Massive Weichenstellungen in diese Richtung geschahen Mould zufolge im Zuge einer zunächst besonders kulturfreundlich wirkenden Entwicklung im Grossbritannien der späten 1990er Jahre. Damals wurde unter der Regierung von Tony Blair und New Labour ab 1997 die Ära der «creative industries» ausgerufen. Letztere galten fortan als Allheilmittel gegen die Folgen des von der Deindustrialisierung gebeutelten Grossbritannien. Das Patentrezept: Mit der gezielten Aufwertung und Vermarktung kultureller Ressourcen, namentlich der Popkultur, sollte sich «Cool Britannia» einen Platz in einer postindustriellen Welt sichern. Auch die kulturelle Umnutzung ehemaliger Fabriken gehörte zum Konzept. Diese hatte schon 1961 die Stadtforscherin Jane Jacobs in ihrer bahnbrechenden Studie «The Death and Life of Great American Cities» propagiert.

Weitere Unterstützung für die Frischzellenkur durch Kreativität kam zunächst aus den USA. Dort publizierte der Wirtschaftsgeograf Richard Florida 2002 seine Studie «Rise of the Creative Class». Sie wurde rasch zur Bibel aufgeschlossener UrbanistInnen. Florida zeigte, wie Städte künftig funktionieren müssten, damit sie die angeblich überlebenswichtige neue «Klasse» der «Kreativen» anzögen. Aus seinen Statistiken las er heraus, dass die Kreativen nicht nur die traditionelle Arbeiterschaft, sondern auch die Dienstleistungsindustrie ablösten. Um die Jahrtausendwende waren demnach schon rund dreissig Prozent der Jobs in den Vereinigten Staaten der «creative class» zuzurechnen. Entscheidend war dabei, dass laut Florida zur wachsenden kreativen Klasse keinesfalls nur Kunst- und Kulturschaffende im engeren Sinn gehören. Damit trug Florida zum breiten und arg undifferenzierten Verständnis der «Kreativitätswirtschaft» bei.
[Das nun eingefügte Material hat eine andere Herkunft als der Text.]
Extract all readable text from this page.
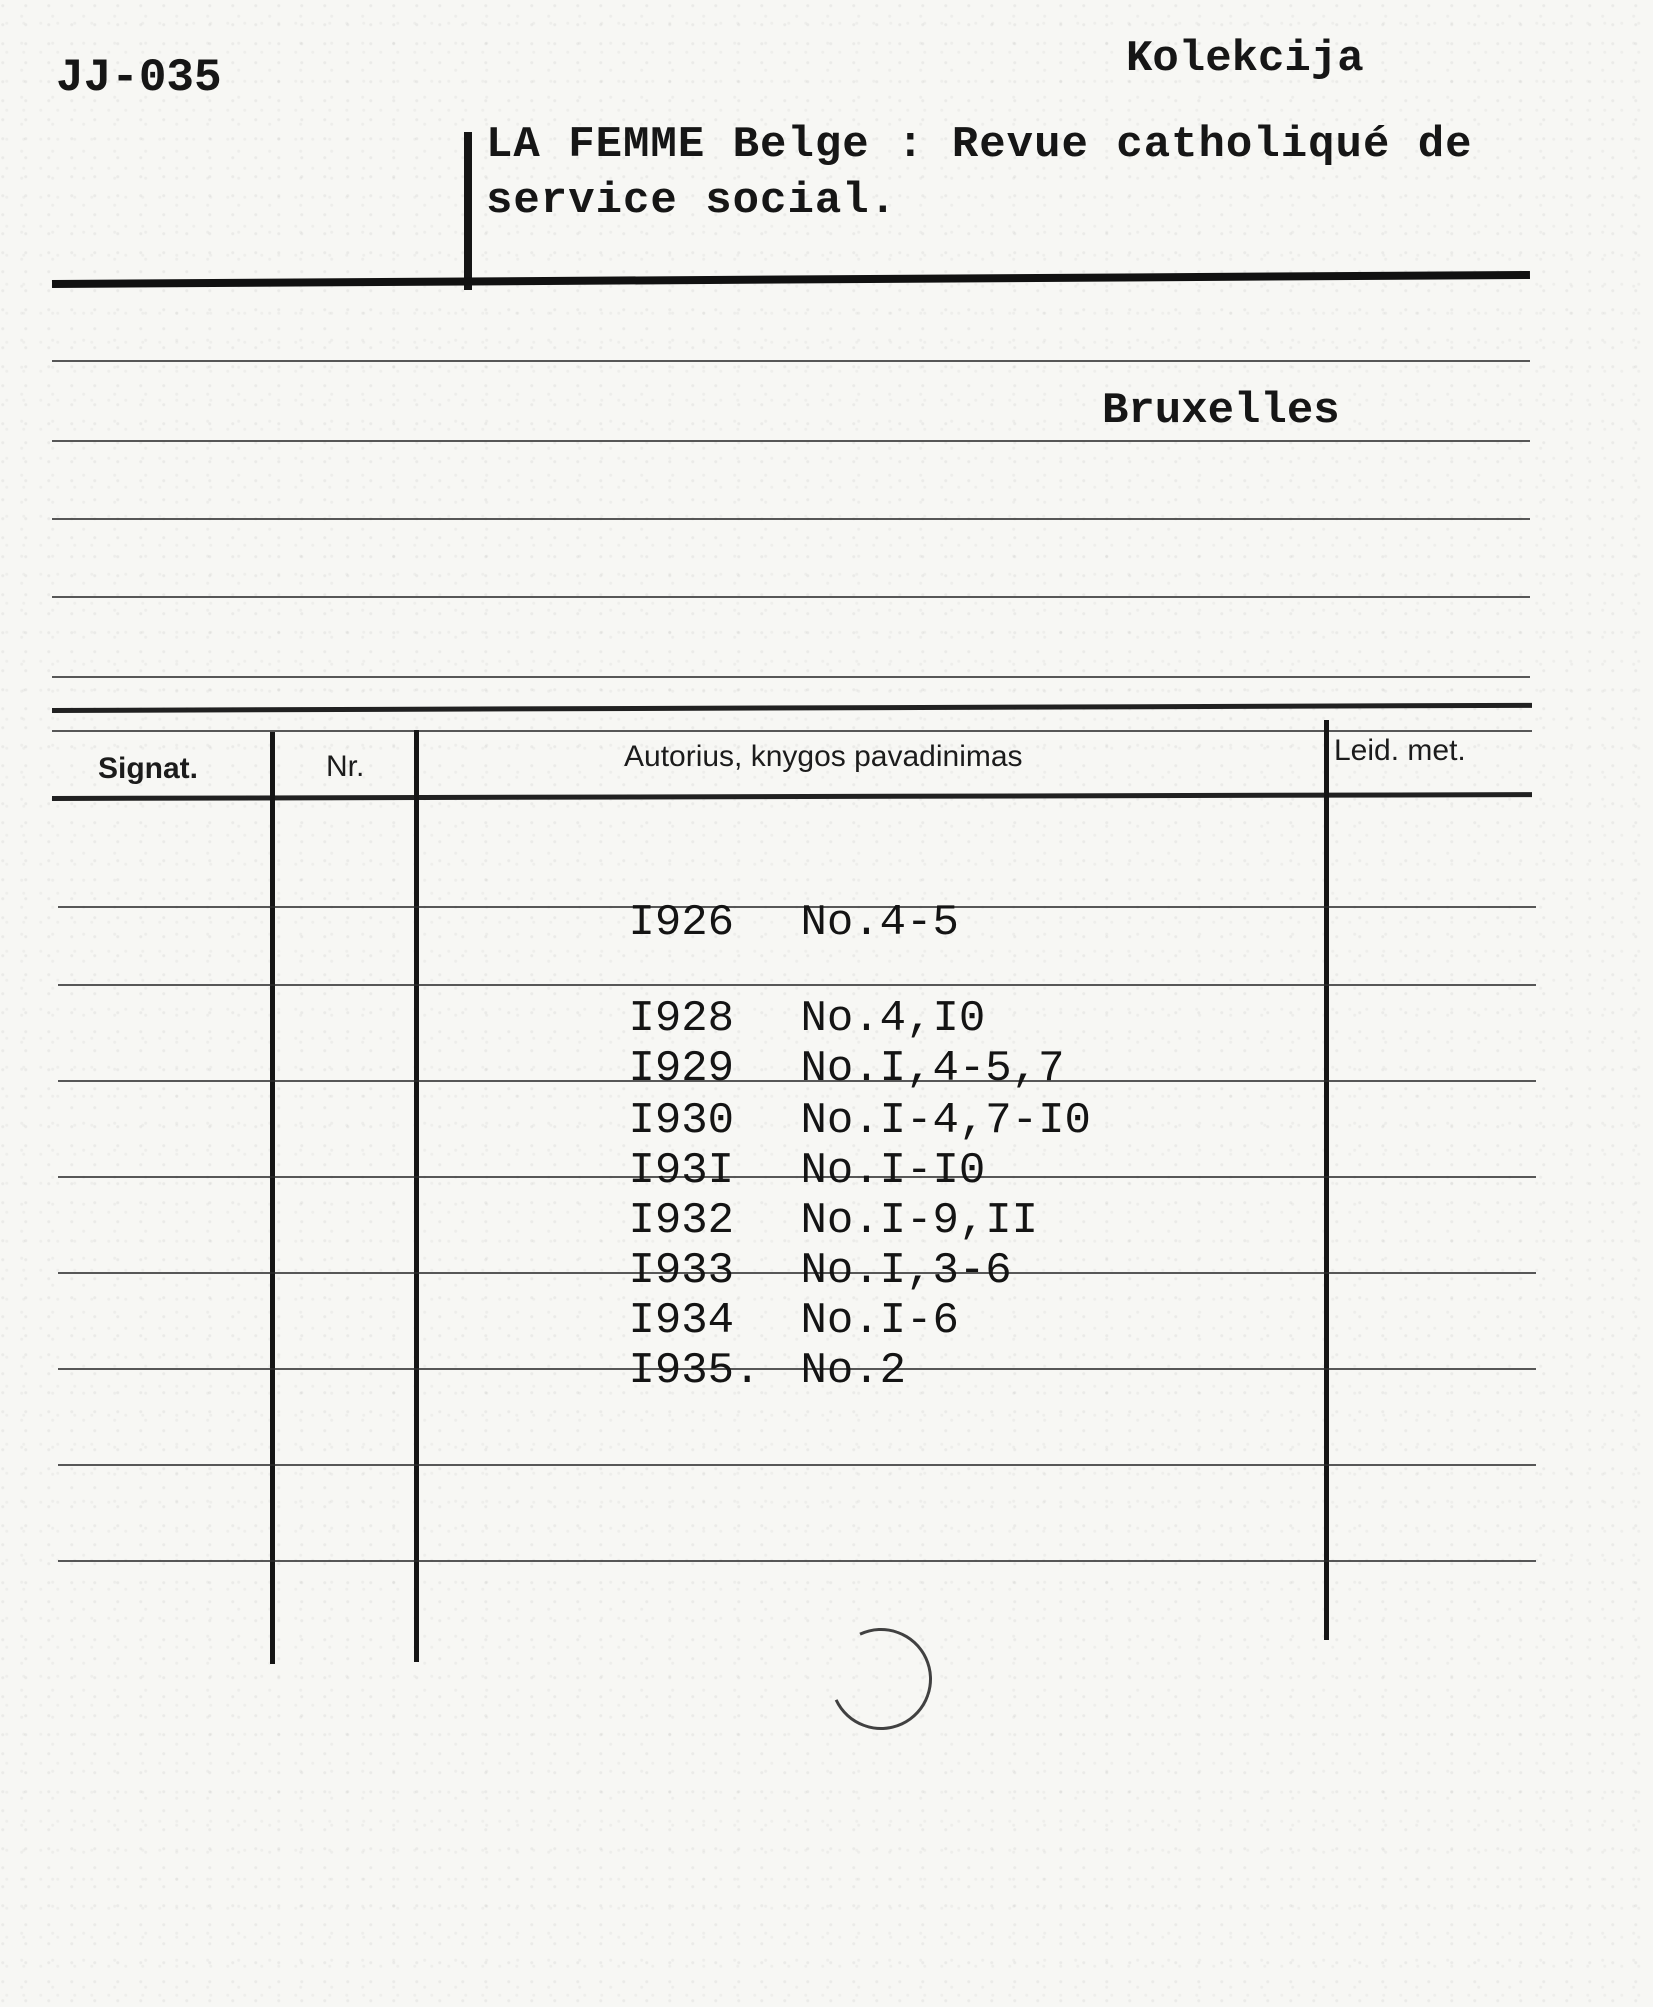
JJ-035	Kolekcija
LA FEMME Belge : Revue catholiqué de
service social.
Bruxelles
Signat.	Nr.	Autorius, knygos pavadinimas	Leid. met.

I926 No.4-5

I928 No.4,I0

I929 No.I,4-5,7

I930 No.I-4,7-I0

I93I No.I-I0

I932 No.I-9,II

I933 No.I,3-6

I934 No.I-6

I935. No.2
Der Flurschaden, den der Hype rund um die «creativity» und die «creative class» angerichtet hat, ist aber in Grossbritannien besonders gross. Deswegen wundert es kaum, dass Mould in zentralen Passagen seines Buches mit Beispielen von dort aufwartet.

Schlecht entlöhnte Arbeit

Zunächst zeigt Mould in einem kurzen historischen Abriss, warum sich der Begriff «Kreativität» so gut als Element der Innovationsrhetorik eignete: Er war schon immer etwas nebulös und damit anfällig für Interpretationen aller Art. Verkürzt gesagt, beruht sein Boom auf einem einseitigen Verständnis von Kreativität als Wachstumsressource für eine kapitalistisch geprägte Wirtschaft.
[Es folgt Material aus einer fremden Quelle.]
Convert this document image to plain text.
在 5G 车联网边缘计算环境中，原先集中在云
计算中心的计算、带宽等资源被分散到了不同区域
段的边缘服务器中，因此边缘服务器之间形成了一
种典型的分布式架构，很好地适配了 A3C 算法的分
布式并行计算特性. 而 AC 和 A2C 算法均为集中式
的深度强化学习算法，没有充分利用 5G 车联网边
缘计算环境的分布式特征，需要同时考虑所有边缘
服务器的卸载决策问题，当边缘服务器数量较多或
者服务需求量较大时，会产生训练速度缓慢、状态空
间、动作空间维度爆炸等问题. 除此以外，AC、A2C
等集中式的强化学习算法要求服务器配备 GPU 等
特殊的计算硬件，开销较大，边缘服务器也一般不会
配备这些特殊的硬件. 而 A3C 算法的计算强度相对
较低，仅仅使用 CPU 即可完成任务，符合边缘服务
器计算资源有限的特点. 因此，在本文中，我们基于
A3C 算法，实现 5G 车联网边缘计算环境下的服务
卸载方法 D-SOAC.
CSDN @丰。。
Speziell ergiebig sind Moulds Beschreibungen der Bereiche, in denen die Kreativitätsrhetorik besonders desaströs gewirkt hat. So dient sie etwa dazu, eine Umgestaltung der Arbeitswelt, die meist zuungunsten der Arbeitnehmenden ausfällt, zu maskieren mit Stichworten wie «smart working», «co-working», «flache Hierarchien» oder «Ich-Unternehmer». Deutliche Spuren hat sie überdies in der Austeritätspolitik, in einer vor allem von Algorithmen getriebenen Digitalisierung, im Blick auf Behinderungen und in der aktuellen Stadtentwicklung hinterlassen.
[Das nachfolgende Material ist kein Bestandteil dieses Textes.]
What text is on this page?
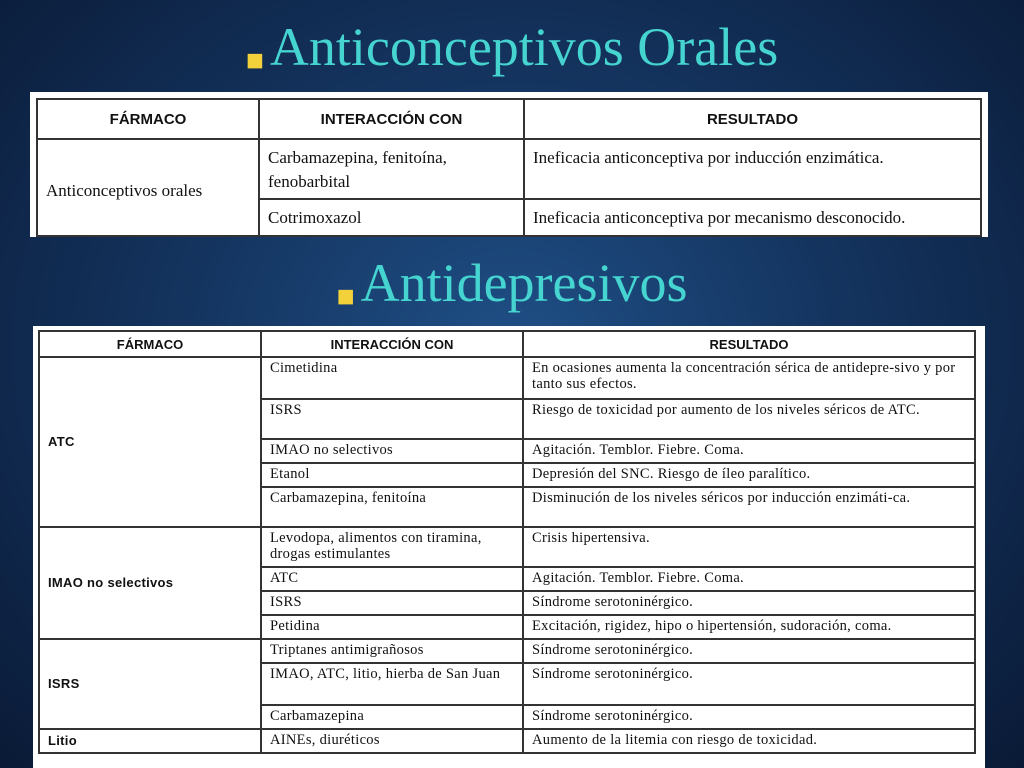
■ Anticonceptivos Orales
FÁRMACO	INTERACCIÓN CON	RESULTADO
Anticonceptivos orales	Carbamazepina, fenitoína, fenobarbital	Ineficacia anticonceptiva por inducción enzimática.
	Cotrimoxazol	Ineficacia anticonceptiva por mecanismo desconocido.
■ Antidepresivos
FÁRMACO	INTERACCIÓN CON	RESULTADO
ATC	Cimetidina	En ocasiones aumenta la concentración sérica de antidepre-sivo y por tanto sus efectos.
	ISRS	Riesgo de toxicidad por aumento de los niveles séricos de ATC.
	IMAO no selectivos	Agitación. Temblor. Fiebre. Coma.
	Etanol	Depresión del SNC. Riesgo de íleo paralítico.
	Carbamazepina, fenitoína	Disminución de los niveles séricos por inducción enzimáti-ca.
IMAO no selectivos	Levodopa, alimentos con tiramina, drogas estimulantes	Crisis hipertensiva.
	ATC	Agitación. Temblor. Fiebre. Coma.
	ISRS	Síndrome serotoninérgico.
	Petidina	Excitación, rigidez, hipo o hipertensión, sudoración, coma.
ISRS	Triptanes antimigrañosos	Síndrome serotoninérgico.
	IMAO, ATC, litio, hierba de San Juan	Síndrome serotoninérgico.
	Carbamazepina	Síndrome serotoninérgico.
Litio	AINEs, diuréticos	Aumento de la litemia con riesgo de toxicidad.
Und während das Verschwimmen der Grenze zwischen Arbeit und Freizeit bei kreativen künstlerischen oder wissenschaftlichen Tätigkeiten von jeher zum Rollenverständnis gehört, wurde es in den letzten Jahren zunehmend auch auf Arbeitsverhältnisse übertragen, die früher nicht im Verdacht der Kreativität standen. Das geschah vor allem mit dem Ziel, den Schutz der Angestellten auszuhöhlen. Im Dunstkreis der eigentlichen «Kreativbranche» sind die Auswirkungen aber am extremsten: Zeitverträge und Dauerpraktika, die angeblich «gut für den Lebenslauf», jedoch schlecht oder gar nicht entlöhnt sind, fördern hier die Prekarisierung. Hingegen verschleiert das Mantra der «kollaborativen Kreativität», dass die herrschenden wirtschaftlichen Strukturen nach wie vor – vor allem via Copyright und sonstige Lizenzgebühren – Individuen honorieren, aber keinesfalls die als besonders kreativ propagierte Gruppenarbeit. Beispiele reichen vom Silicon Valley bis zu den Start-ups der Gegenwart.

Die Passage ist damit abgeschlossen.